New Healthcare Provider and Insurer Services
As a result of the pandemic, many healthcare providers and insurers have introduced new services and/or relief measures. For instance, telehealth services are now being widely offered by healthcare providers, and many insurers are not attaching copayments to these services. In an effort to help contain the virus’ spread, many insurers are waiving co-pays for COVID-19 diagnostic testing. Still others are encouraging plan members to get their 30-day maintenance drug prescriptions converted into 90-day mail order prescriptions and waiving early refill limits. Some of the Blue Cross Blue Shield entities are eliminating cost sharing for non-preferred medications when the preferred drug is in short supply or unavailable due to the virus or supply chain problems. Additionally, some insurers have announced that they will cover the cost of a COVID-19 vaccine once available.
Be Mindful of COBRA, HIPAA and FMLA Rules
It is important to remember that key workplace legislation such as the Consolidated Omnibus Budget Reconciliation Act of 1985 (COBRA), Health Insurance Portability and Accountability Act (HIPAA) and Family and Medical Leave Act of 1993 (FMLA) still apply during the pandemic. COBRA requires employers to provide temporary group health plan coverage for employees terminated, and for some who have had their hours reduced (e.g., a part-time employee working 30 hours and reduced to 20 hours).

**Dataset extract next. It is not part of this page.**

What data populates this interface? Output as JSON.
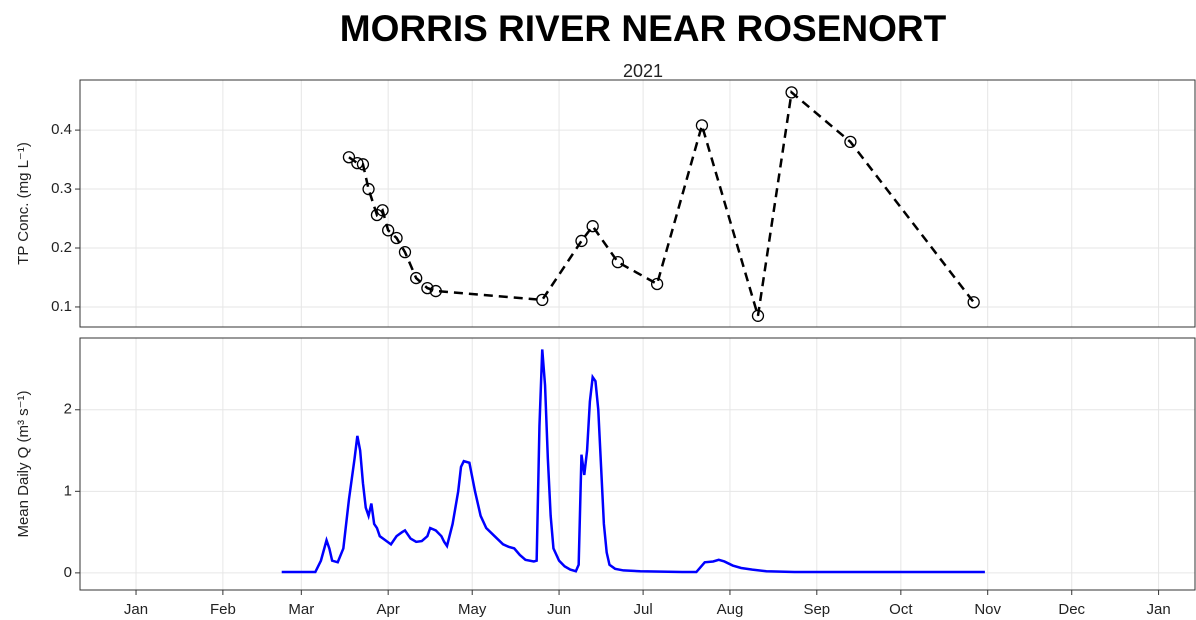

HIPAA regulations requiring privacy of all patients must still be upheld even though COVID-19 is regarded as a public health emergency. This holds true even when different methods of providing healthcare are involved such as telehealth services using technology which may not be fully-compliant. Because of the urgency involved, the Office for Civil Rights (OCR) at the Department of Health and Human Services (HHS) has indicated it will not impose penalties for noncompliance with its regulatory requirement for providers operating with good faith efforts in their telehealth operations.
The federal government recently identified an additional FMLA event relating to COVID-19. Previously, FMLA enabled employee leaves relating to the birth or adoption of a child, care for an immediate family member with a serious medical condition, or an employee’s own serious health condition. Now, FMLA also will apply to employees, who are unable to work (either in their normal workplace or remotely), due to the need to care for a minor children whose school or child care facility has been closed due to COVID-19 and who is unable to access any other child care. The requirement applies for public/government employees and employees of private employers with less than 500 employees. Employers with employees using this new FMLA leave must also provide these workers with continued coverage under the employer group health plan.
As with all matters relating to COVID-19, it is important that plan sponsors communicate any applicable information to employees/plan members in a timely manner. They should be advised of any new rights they have under amended workplace laws, as well as any new services or provisions being made by insurers and/or healthcare providers.